Parakeet V3 runs on Apple Silicon via CoreML. It processes English and 24 European languages at roughly 60× real-time — a 60-minute meeting finishes in about a minute. For Chinese, Japanese, or Korean, SenseVoice handles CJK at 52× speed. Pyannote VAD strips silence before transcription, so the model only processes actual speech.

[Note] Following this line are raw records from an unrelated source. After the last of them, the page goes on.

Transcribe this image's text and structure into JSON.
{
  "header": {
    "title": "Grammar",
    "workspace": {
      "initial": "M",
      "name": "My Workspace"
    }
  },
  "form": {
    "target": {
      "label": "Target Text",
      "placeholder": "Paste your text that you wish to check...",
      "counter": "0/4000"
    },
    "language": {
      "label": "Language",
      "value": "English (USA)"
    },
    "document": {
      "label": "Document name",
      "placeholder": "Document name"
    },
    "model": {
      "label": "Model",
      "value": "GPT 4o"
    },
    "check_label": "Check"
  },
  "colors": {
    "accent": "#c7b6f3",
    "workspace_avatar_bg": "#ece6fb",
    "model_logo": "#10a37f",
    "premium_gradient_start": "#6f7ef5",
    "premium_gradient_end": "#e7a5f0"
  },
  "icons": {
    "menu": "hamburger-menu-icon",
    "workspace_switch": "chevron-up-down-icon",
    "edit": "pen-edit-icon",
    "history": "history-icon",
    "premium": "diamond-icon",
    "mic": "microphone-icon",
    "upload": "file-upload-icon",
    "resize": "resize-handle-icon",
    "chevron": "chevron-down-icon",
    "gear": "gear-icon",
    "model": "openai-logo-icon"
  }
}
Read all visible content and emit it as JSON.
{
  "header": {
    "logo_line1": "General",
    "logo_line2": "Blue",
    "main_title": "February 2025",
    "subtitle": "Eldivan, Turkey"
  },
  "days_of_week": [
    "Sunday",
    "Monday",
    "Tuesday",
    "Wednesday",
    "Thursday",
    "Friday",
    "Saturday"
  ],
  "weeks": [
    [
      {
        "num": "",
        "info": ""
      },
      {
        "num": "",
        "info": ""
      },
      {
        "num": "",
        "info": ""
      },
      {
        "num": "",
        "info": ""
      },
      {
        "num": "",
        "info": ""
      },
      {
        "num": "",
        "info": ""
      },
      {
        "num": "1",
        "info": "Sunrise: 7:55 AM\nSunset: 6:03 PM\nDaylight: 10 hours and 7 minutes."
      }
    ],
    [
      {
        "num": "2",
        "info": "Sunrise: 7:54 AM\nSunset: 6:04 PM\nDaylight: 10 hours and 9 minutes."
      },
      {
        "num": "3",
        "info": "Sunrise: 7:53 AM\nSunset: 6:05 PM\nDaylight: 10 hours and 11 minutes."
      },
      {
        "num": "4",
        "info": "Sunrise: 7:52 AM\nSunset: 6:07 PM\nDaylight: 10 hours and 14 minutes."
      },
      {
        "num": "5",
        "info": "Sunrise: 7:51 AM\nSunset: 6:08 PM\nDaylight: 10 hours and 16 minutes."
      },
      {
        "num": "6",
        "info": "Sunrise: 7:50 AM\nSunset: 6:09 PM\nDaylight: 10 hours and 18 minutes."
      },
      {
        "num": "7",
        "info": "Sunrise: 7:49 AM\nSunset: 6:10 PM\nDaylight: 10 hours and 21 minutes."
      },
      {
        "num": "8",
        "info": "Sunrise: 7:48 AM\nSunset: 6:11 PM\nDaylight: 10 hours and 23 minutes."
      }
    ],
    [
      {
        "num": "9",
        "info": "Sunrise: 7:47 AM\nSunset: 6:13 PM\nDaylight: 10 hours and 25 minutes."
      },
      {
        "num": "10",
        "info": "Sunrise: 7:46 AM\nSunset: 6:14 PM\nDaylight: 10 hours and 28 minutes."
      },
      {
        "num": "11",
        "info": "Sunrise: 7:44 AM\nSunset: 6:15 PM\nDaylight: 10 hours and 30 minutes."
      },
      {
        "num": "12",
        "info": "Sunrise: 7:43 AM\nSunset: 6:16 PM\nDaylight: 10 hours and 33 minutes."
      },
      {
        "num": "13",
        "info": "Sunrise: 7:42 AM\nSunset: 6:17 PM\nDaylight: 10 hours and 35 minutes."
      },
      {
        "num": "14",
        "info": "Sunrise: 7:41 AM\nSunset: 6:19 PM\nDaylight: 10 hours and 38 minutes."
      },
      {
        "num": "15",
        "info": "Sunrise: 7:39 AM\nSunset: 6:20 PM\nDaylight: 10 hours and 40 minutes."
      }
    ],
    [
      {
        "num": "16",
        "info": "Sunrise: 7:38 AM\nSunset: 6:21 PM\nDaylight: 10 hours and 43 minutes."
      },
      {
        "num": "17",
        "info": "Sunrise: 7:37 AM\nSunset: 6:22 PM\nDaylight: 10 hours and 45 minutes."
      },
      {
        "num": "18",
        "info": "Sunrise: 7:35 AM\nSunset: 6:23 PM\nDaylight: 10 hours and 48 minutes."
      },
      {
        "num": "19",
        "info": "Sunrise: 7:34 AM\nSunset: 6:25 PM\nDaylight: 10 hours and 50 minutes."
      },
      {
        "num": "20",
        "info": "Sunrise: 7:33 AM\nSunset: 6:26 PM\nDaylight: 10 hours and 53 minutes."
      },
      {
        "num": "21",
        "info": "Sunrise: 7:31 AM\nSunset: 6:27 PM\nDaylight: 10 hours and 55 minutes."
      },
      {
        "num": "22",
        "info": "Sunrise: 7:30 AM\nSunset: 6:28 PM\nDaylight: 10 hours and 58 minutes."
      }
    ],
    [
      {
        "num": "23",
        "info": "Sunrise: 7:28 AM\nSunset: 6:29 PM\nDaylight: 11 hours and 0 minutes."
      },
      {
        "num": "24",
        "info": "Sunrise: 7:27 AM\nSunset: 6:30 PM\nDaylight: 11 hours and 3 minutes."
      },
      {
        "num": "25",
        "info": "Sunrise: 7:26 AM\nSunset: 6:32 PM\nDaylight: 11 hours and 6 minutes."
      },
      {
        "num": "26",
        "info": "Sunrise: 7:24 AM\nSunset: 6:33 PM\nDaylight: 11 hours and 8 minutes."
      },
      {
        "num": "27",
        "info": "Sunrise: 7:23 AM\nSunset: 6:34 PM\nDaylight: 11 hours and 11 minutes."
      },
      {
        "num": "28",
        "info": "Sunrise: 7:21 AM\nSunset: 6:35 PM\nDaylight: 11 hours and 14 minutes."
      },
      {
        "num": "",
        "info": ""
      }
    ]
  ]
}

Whisper Notes transcript view on Mac showing inline text editing with timestamps and audio waveform

Transcript with timestamps and inline editing — click any segment to jump to that moment in the audio

AI Features — All Local

Gemma 4 runs on your Mac. No API key, no cloud call, no usage limits. After transcription:

  • Summarize — main points of a 60-minute meeting, in seconds
  • Action Items — tasks and deadlines, extracted automatically
  • Translate — Apple Intelligence translates the transcript into another language
  • Chat — ask "what did we agree on pricing?" and get an answer grounded in the transcript
Whisper Notes AI Assistant sidebar with Summarize, Action Items, Translate buttons and chat interface

Gemma 4 AI sidebar — Summarize, Action Items, Translate, and free-form chat, all running locally

Why We Built It This Way

Meeting audio is some of the most sensitive data a company produces. Client negotiations, HR reviews, board discussions, legal consultations — the kind of conversations where the wrong leak ends careers.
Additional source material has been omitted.